In the Milan Stock Exchange, Stellantis stock outperforms the market, registering a 2.5 percent rise at 9:40 a.m. compared with +0.35 percent for the Ftse Mib index.

According to CEO Carlos Tavares, however, the group must accelerate on cost cutting to maintain strong profitability in a more challenging pricing environment.

"If the market is more competitive in terms of pricing, we have to work hard on cost cutting to give the market a much-needed breathing space, and protect our unit margins in the meantime," the Ceo explained during the press briefing on the half-yearly report.

In the six months to the end of June, the automaker's adjusted Ebit rose 11 percent to 14.1 billion euros, above analysts' forecasts of 12.1 billion, according to a Reuters poll.

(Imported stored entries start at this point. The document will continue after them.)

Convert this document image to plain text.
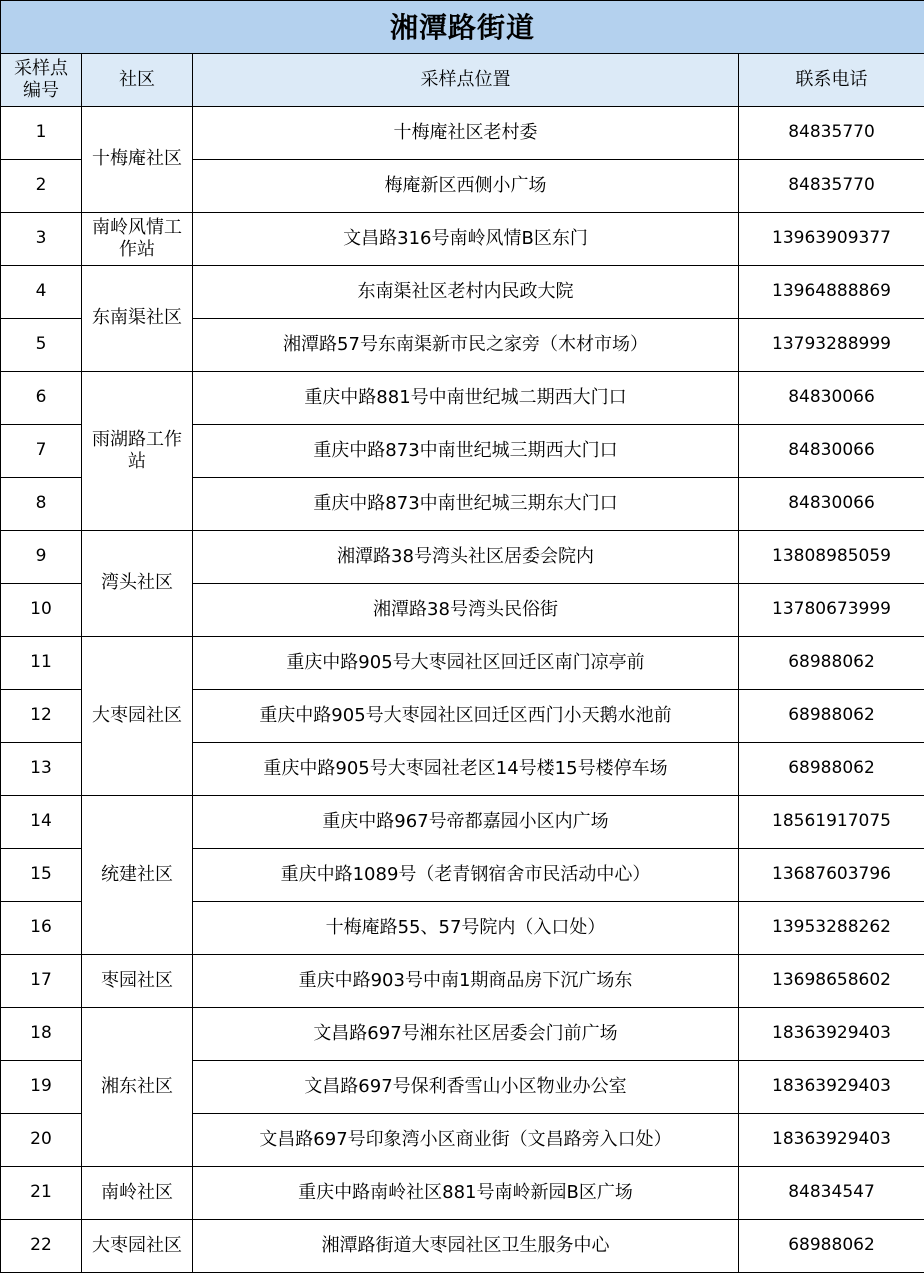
湘潭路街道			
采样点编号	社区	采样点位置	联系电话
1	十梅庵社区	十梅庵社区老村委	84835770
2		梅庵新区西侧小广场	84835770
3	南岭风情工作站	文昌路316号南岭风情B区东门	13963909377
4	东南渠社区	东南渠社区老村内民政大院	13964888869
5		湘潭路57号东南渠新市民之家旁（木材市场）	13793288999
6	雨湖路工作站	重庆中路881号中南世纪城二期西大门口	84830066
7		重庆中路873中南世纪城三期西大门口	84830066
8		重庆中路873中南世纪城三期东大门口	84830066
9	湾头社区	湘潭路38号湾头社区居委会院内	13808985059
10		湘潭路38号湾头民俗街	13780673999
11	大枣园社区	重庆中路905号大枣园社区回迁区南门凉亭前	68988062
12		重庆中路905号大枣园社区回迁区西门小天鹅水池前	68988062
13		重庆中路905号大枣园社老区14号楼15号楼停车场	68988062
14	统建社区	重庆中路967号帝都嘉园小区内广场	18561917075
15		重庆中路1089号（老青钢宿舍市民活动中心）	13687603796
16		十梅庵路55、57号院内（入口处）	13953288262
17	枣园社区	重庆中路903号中南1期商品房下沉广场东	13698658602
18	湘东社区	文昌路697号湘东社区居委会门前广场	18363929403
19		文昌路697号保利香雪山小区物业办公室	18363929403
20		文昌路697号印象湾小区商业街（文昌路旁入口处）	18363929403
21	南岭社区	重庆中路南岭社区881号南岭新园B区广场	84834547
22	大枣园社区	湘潭路街道大枣园社区卫生服务中心	68988062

The margin on adjusted Ebit fell to 14.4 percent from 14.5 percent in the first half of last year, when a significant inflationary environment supported appropriate pricing policies, Tavares said.

For the full year, the group confirmed guidance of a 'double-digit' margin.

Net revenues grew 12 percent to 98.4 billion, mainly due to higher deliveries, and against an analyst estimate of 96.8 billion.

Global EV sales increased 24% year-on-year for battery electric vehicles (Bev) and 28% for low-emission vehicles (Lev).

Ebit margin in North America, the group's most profitable market fell 60 basis points in the first half to 17.5 percent.

Regarding the 1.5 billion buyback plan, Stellantis bought back 0.7 billion of its own shares at the end of June and expects to complete the program by the end of 2023.